Tuttosport informuje, że Inter jeszcze nigdy nie był tak bliski zmiany właściciela. Według turyńskiej gazety bank inwestycyjny Raine Group znalazł fundusz z Bliskiego Wschodu który jest zainteresowany klubem i jest gotowy spełnić żądania finansowe Suning.
Optymizm co do możliwości sfinalizowania transakcji jest coraz bardziej wyczuwalny. Raine Group czuje, że jest już blisko ostatniej prostej - czytamy na łamach Tuttosport.
Steven Zhang jeżeli chce pozostać u steru będzie musiał refinansować dług z Oaktree przy wysokich odsetkach. Z poważnym nabywcą wszystko może się zmienić i dlatego Raine jest optymistą co do szybkiego zamknięcia transakcji. Termin spłaty długu mija 20 maja 2024 roku.
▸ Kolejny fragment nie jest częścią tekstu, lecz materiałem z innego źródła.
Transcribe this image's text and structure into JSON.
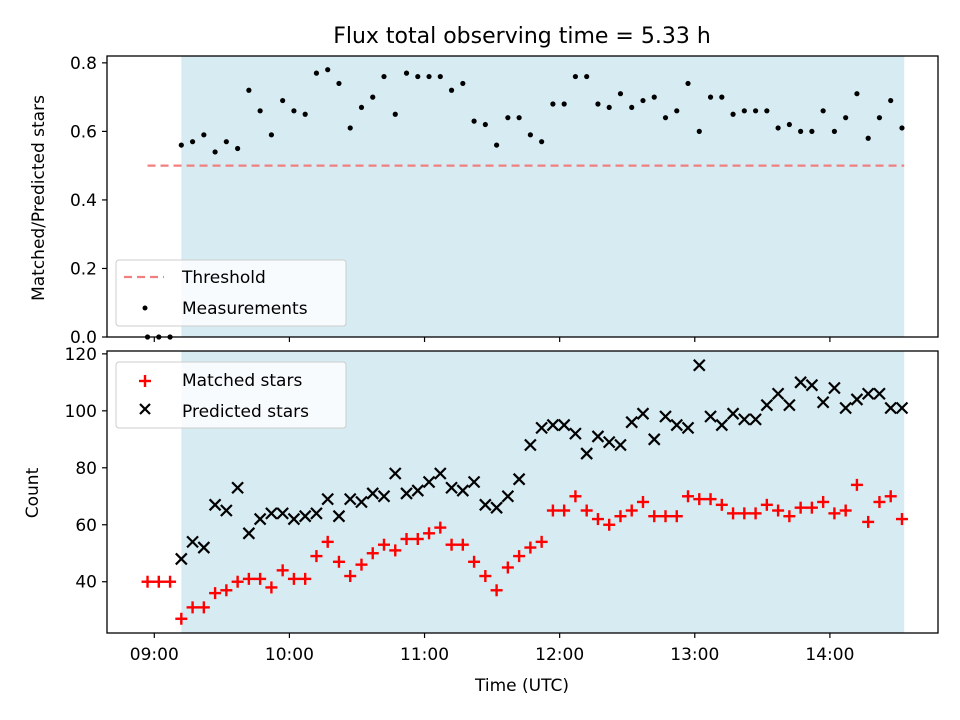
{
  "chart_data": [
    {
      "type": "scatter",
      "title": "Flux total observing time = 5.33 h",
      "ylabel": "Matched/Predicted stars",
      "xlim": [
        "08:39",
        "14:48"
      ],
      "ylim": [
        0,
        0.82
      ],
      "yticks": [
        "0.0",
        "0.2",
        "0.4",
        "0.6",
        "0.8"
      ],
      "grid": false,
      "legend_position": "lower-left",
      "shaded_interval": {
        "start": "09:12",
        "end": "14:33",
        "color": "#add8e6"
      },
      "threshold": {
        "name": "Threshold",
        "value": 0.5,
        "x_start": "08:57",
        "x_end": "14:33",
        "color": "#f08080"
      },
      "series": [
        {
          "name": "Measurements",
          "color": "#000000",
          "x": [
            "08:57",
            "09:02",
            "09:07",
            "09:12",
            "09:17",
            "09:22",
            "09:27",
            "09:32",
            "09:37",
            "09:42",
            "09:47",
            "09:52",
            "09:57",
            "10:02",
            "10:07",
            "10:12",
            "10:17",
            "10:22",
            "10:27",
            "10:32",
            "10:37",
            "10:42",
            "10:47",
            "10:52",
            "10:57",
            "11:02",
            "11:07",
            "11:12",
            "11:17",
            "11:22",
            "11:27",
            "11:32",
            "11:37",
            "11:42",
            "11:47",
            "11:52",
            "11:57",
            "12:02",
            "12:07",
            "12:12",
            "12:17",
            "12:22",
            "12:27",
            "12:32",
            "12:37",
            "12:42",
            "12:47",
            "12:52",
            "12:57",
            "13:02",
            "13:07",
            "13:12",
            "13:17",
            "13:22",
            "13:27",
            "13:32",
            "13:37",
            "13:42",
            "13:47",
            "13:52",
            "13:57",
            "14:02",
            "14:07",
            "14:12",
            "14:17",
            "14:22",
            "14:27",
            "14:32"
          ],
          "y": [
            0.0,
            0.0,
            0.0,
            0.56,
            0.57,
            0.59,
            0.54,
            0.57,
            0.55,
            0.72,
            0.66,
            0.59,
            0.69,
            0.66,
            0.65,
            0.77,
            0.78,
            0.74,
            0.61,
            0.67,
            0.7,
            0.76,
            0.65,
            0.77,
            0.76,
            0.76,
            0.76,
            0.72,
            0.74,
            0.63,
            0.62,
            0.56,
            0.64,
            0.64,
            0.59,
            0.57,
            0.68,
            0.68,
            0.76,
            0.76,
            0.68,
            0.67,
            0.71,
            0.67,
            0.69,
            0.7,
            0.64,
            0.66,
            0.74,
            0.6,
            0.7,
            0.7,
            0.65,
            0.66,
            0.66,
            0.66,
            0.61,
            0.62,
            0.6,
            0.6,
            0.66,
            0.6,
            0.64,
            0.71,
            0.58,
            0.64,
            0.69,
            0.61
          ]
        }
      ]
    },
    {
      "type": "scatter",
      "xlabel": "Time (UTC)",
      "ylabel": "Count",
      "xlim": [
        "08:39",
        "14:48"
      ],
      "ylim": [
        22,
        121
      ],
      "xticks": [
        "09:00",
        "10:00",
        "11:00",
        "12:00",
        "13:00",
        "14:00"
      ],
      "yticks": [
        "40",
        "60",
        "80",
        "100",
        "120"
      ],
      "grid": false,
      "legend_position": "upper-left",
      "shaded_interval": {
        "start": "09:12",
        "end": "14:33",
        "color": "#add8e6"
      },
      "series": [
        {
          "name": "Matched stars",
          "marker": "+",
          "color": "#ff0000",
          "x": [
            "08:57",
            "09:02",
            "09:07",
            "09:12",
            "09:17",
            "09:22",
            "09:27",
            "09:32",
            "09:37",
            "09:42",
            "09:47",
            "09:52",
            "09:57",
            "10:02",
            "10:07",
            "10:12",
            "10:17",
            "10:22",
            "10:27",
            "10:32",
            "10:37",
            "10:42",
            "10:47",
            "10:52",
            "10:57",
            "11:02",
            "11:07",
            "11:12",
            "11:17",
            "11:22",
            "11:27",
            "11:32",
            "11:37",
            "11:42",
            "11:47",
            "11:52",
            "11:57",
            "12:02",
            "12:07",
            "12:12",
            "12:17",
            "12:22",
            "12:27",
            "12:32",
            "12:37",
            "12:42",
            "12:47",
            "12:52",
            "12:57",
            "13:02",
            "13:07",
            "13:12",
            "13:17",
            "13:22",
            "13:27",
            "13:32",
            "13:37",
            "13:42",
            "13:47",
            "13:52",
            "13:57",
            "14:02",
            "14:07",
            "14:12",
            "14:17",
            "14:22",
            "14:27",
            "14:32"
          ],
          "y": [
            40,
            40,
            40,
            27,
            31,
            31,
            36,
            37,
            40,
            41,
            41,
            38,
            44,
            41,
            41,
            49,
            54,
            47,
            42,
            46,
            50,
            53,
            51,
            55,
            55,
            57,
            59,
            53,
            53,
            47,
            42,
            37,
            45,
            49,
            52,
            54,
            65,
            65,
            70,
            65,
            62,
            60,
            63,
            65,
            68,
            63,
            63,
            63,
            70,
            69,
            69,
            67,
            64,
            64,
            64,
            67,
            65,
            63,
            66,
            66,
            68,
            64,
            65,
            74,
            61,
            68,
            70,
            62
          ]
        },
        {
          "name": "Predicted stars",
          "marker": "x",
          "color": "#000000",
          "x": [
            "09:12",
            "09:17",
            "09:22",
            "09:27",
            "09:32",
            "09:37",
            "09:42",
            "09:47",
            "09:52",
            "09:57",
            "10:02",
            "10:07",
            "10:12",
            "10:17",
            "10:22",
            "10:27",
            "10:32",
            "10:37",
            "10:42",
            "10:47",
            "10:52",
            "10:57",
            "11:02",
            "11:07",
            "11:12",
            "11:17",
            "11:22",
            "11:27",
            "11:32",
            "11:37",
            "11:42",
            "11:47",
            "11:52",
            "11:57",
            "12:02",
            "12:07",
            "12:12",
            "12:17",
            "12:22",
            "12:27",
            "12:32",
            "12:37",
            "12:42",
            "12:47",
            "12:52",
            "12:57",
            "13:02",
            "13:07",
            "13:12",
            "13:17",
            "13:22",
            "13:27",
            "13:32",
            "13:37",
            "13:42",
            "13:47",
            "13:52",
            "13:57",
            "14:02",
            "14:07",
            "14:12",
            "14:17",
            "14:22",
            "14:27",
            "14:32"
          ],
          "y": [
            48,
            54,
            52,
            67,
            65,
            73,
            57,
            62,
            64,
            64,
            62,
            63,
            64,
            69,
            63,
            69,
            68,
            71,
            70,
            78,
            71,
            72,
            75,
            78,
            73,
            72,
            75,
            67,
            66,
            70,
            76,
            88,
            94,
            95,
            95,
            92,
            85,
            91,
            89,
            88,
            96,
            99,
            90,
            98,
            95,
            94,
            116,
            98,
            95,
            99,
            97,
            97,
            102,
            106,
            102,
            110,
            109,
            103,
            108,
            101,
            104,
            106,
            106,
            101,
            101
          ]
        }
      ]
    }
  ]
}
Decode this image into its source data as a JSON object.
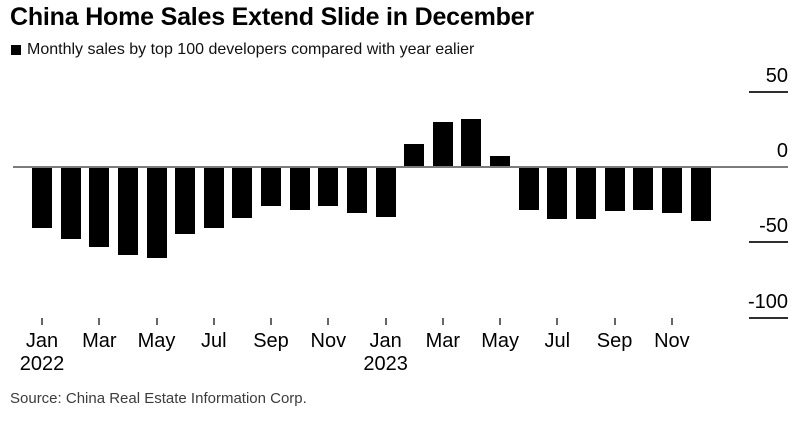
{
  "header": {
    "title": "China Home Sales Extend Slide in December",
    "legend_label": "Monthly sales by top 100 developers compared with year ealier"
  },
  "footer": {
    "source": "Source: China Real Estate Information Corp."
  },
  "colors": {
    "bar": "#000000",
    "legend_marker": "#000000",
    "zero_line": "#7b7b7b",
    "y_axis_dash": "#2f2f2f",
    "x_tick": "#666666",
    "title_text": "#000000",
    "axis_text": "#000000",
    "source_text": "#3c3c3c",
    "background": "#ffffff"
  },
  "chart_data": {
    "type": "bar",
    "title": "China Home Sales Extend Slide in December",
    "legend": "Monthly sales by top 100 developers compared with year ealier",
    "legend_position": "top-left",
    "y_axis_side": "right",
    "grid": false,
    "ylim": [
      -100,
      50
    ],
    "y_ticks": [
      50,
      0,
      -50,
      -100
    ],
    "x": [
      "Jan 2022",
      "Feb 2022",
      "Mar 2022",
      "Apr 2022",
      "May 2022",
      "Jun 2022",
      "Jul 2022",
      "Aug 2022",
      "Sep 2022",
      "Oct 2022",
      "Nov 2022",
      "Dec 2022",
      "Jan 2023",
      "Feb 2023",
      "Mar 2023",
      "Apr 2023",
      "May 2023",
      "Jun 2023",
      "Jul 2023",
      "Aug 2023",
      "Sep 2023",
      "Oct 2023",
      "Nov 2023",
      "Dec 2023"
    ],
    "values": [
      -40,
      -47,
      -52.5,
      -58,
      -59.5,
      -43.5,
      -39.5,
      -33,
      -25,
      -28,
      -25,
      -30,
      -32.5,
      14.5,
      29.5,
      31.5,
      6.5,
      -28,
      -33.5,
      -34,
      -28.5,
      -28,
      -30,
      -35
    ],
    "x_ticks": [
      {
        "month": "Jan",
        "year": "2022"
      },
      {
        "month": "Mar"
      },
      {
        "month": "May"
      },
      {
        "month": "Jul"
      },
      {
        "month": "Sep"
      },
      {
        "month": "Nov"
      },
      {
        "month": "Jan",
        "year": "2023"
      },
      {
        "month": "Mar"
      },
      {
        "month": "May"
      },
      {
        "month": "Jul"
      },
      {
        "month": "Sep"
      },
      {
        "month": "Nov"
      }
    ]
  }
}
Jak powszechnie wiadomo, rachunki Interu są nadal obciążone około 50 milionami odsetek od pożyczek i obligacji, a jeśli tym razem zobowiązania wyniosą około 80 milionów - o połowę mniej niż w przeszłości - to głównie dzięki wynikom osiąganym przez zespół, a nie kierownictwu firmy. Oczywiste jest, że wpłynie to również na projekt nowego stadionu: czy ewentualni nowi właściciele powrócą na San Siro, czy potwierdzą pomysł nowego obiektu w Rozzano?
Komentarze (15)
-nowy stadion
-nowy wlasciciel
-kontuzja Sensiego
Ano dlatego, że jak padnie konkretna nazwa, to ktoś zaprzeczy, trzeba będzie prostować i ogólnie lipa. Lepiej napisać, że ktoś z bliskiego wschodu i nikt się nie przyczepi.
Taki jest schemat dziennikarstwa, dlatego zapamiętajcie. Jeżeli brak konkretnych nazw, nazwisk, liczb, to znaczy, że w doniesieniu nie ma nawet źdźbła prawdy. Za każdym razem, czegokolwiek by się artykuł nie tyczył, jak widzicie sformułowania typu 'bliskowschodni fundusz', 'właściciel dużej firmy', 'wysokie sumy pieniężne' itd ale brak przy tym konkretów, to znaczy, że artykuł jest totalnie z dupy wzięty.
Osobiście życzyłbym sobie, żeby wrzucania na stonkę tego typu bzdur unikać, ale mimo wszystko pana newsmana się nie czepiam.